1. A fuse comprising:

an insulative body; and

at least one fuse state indicator extending upon an outer surface of the body, the indicator comprising a conductive material applied directly to the outer surface of the body, the indicator formed with a weak spot of reduced cross sectional area.

2. A fuse in accordance with claim 1 wherein the indicator comprises a thin film conductive paint directly applied to the outer surface of the fuse.

3. A fuse in accordance with claim 1 wherein the conductive material comprises silver.

4. A fuse in accordance with claim 1 further comprising a protective layer extending over the weak spot.

5. A fuse in accordance with claim 1 wherein the at least one indicator comprises a first indicator and a second indicator spaced from one another on the outer surface of the body.

6. A fuse in accordance with claim 1 further comprising conductive end caps secured to the body, wherein the at least one fuse indicator is electrically connected to the end caps.

7. A fuse in accordance with claim 1 further comprising a primary fuse element, the at least one fuse state indicator electrically connected in parallel with the primary fuse element.

8. A fuse in accordance with claim 1 wherein the fuse body is substantially cylindrical.

9. A fuse comprising:

an insulative body;

at least one fuse state indicator extending upon an outer surface of the body, the indicator comprising a conductive paint applied directly to the outer surface of the body, the indicator formed with a weak spot having a different cross sectional area than a remainder of the indicator; and

a protective layer overlying the weak spot on the outer surface of the fuse.

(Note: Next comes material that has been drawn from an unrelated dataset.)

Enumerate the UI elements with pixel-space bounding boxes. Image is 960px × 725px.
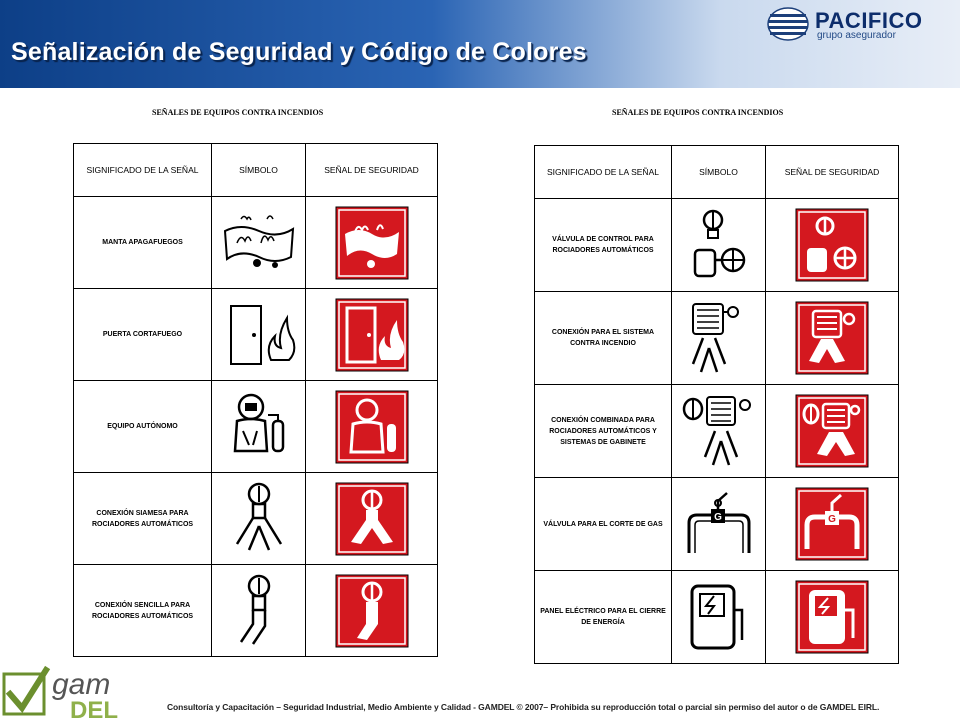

10. A fuse in accordance with claim 9 wherein the conductive paint comprises silver.

11. A fuse in accordance with claim 9 wherein the at least one indicator comprises a first indicator and a second indicator spaced from one another on the outer surface of the body.

12. A fuse in accordance with claim 9 further comprising conductive end caps secured to the body, wherein the at least one fuse indicator is electrically connected to the end caps.

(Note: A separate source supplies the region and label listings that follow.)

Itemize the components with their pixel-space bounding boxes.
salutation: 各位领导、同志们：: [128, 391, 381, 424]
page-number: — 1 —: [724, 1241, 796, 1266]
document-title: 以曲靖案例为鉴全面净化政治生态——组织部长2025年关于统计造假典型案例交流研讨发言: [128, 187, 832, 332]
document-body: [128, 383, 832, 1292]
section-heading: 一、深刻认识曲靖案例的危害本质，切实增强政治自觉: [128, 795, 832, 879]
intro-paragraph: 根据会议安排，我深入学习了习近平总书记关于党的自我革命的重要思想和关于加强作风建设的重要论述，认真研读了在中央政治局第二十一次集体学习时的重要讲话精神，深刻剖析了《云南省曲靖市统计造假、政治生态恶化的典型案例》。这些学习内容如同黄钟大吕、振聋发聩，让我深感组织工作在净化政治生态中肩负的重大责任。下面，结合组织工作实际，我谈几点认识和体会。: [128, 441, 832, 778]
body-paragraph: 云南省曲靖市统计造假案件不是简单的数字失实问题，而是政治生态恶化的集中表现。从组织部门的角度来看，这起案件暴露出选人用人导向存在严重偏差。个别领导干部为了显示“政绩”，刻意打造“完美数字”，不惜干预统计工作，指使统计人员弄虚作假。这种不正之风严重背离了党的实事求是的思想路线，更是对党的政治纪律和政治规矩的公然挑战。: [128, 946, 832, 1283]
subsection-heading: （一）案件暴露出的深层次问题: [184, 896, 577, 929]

13. A fuse in accordance with claim 9 further comprising a primary fuse element, the at least one fuse state indicator electrically connected in parallel with the primary fuse element.

14. A fuse in accordance with claim 9 wherein the fuse body is substantially cylindrical.

15. A fuse comprising:

a substantially cylindrical body fabricated a nonconductive material;

end caps coupled to the body;

a primary fuse element extending within the body and electrically connected to the end caps; and

at least one fuse state indicator extending upon an outer surface of the body, the indicator comprising a conductive paint applied directly to the outer surface of the body, the indicator formed with a weak spot of reduced cross sectional area, and the indicator electrically connected to the end caps in parallel with the primary fuse element.

16. A fuse in accordance with claim 15 further comprising a protective coating overlying the weak spot on the outer surface of the fuse.

17. A fuse in accordance with claim 15 wherein the at least one indicator comprises multiple indicators spaced from one another on the outer surface of the body.

18. A fuse in accordance with claim 17 wherein the multiple indicators includes two indicators located approximately 90 degrees from one another on the outer surface of the body.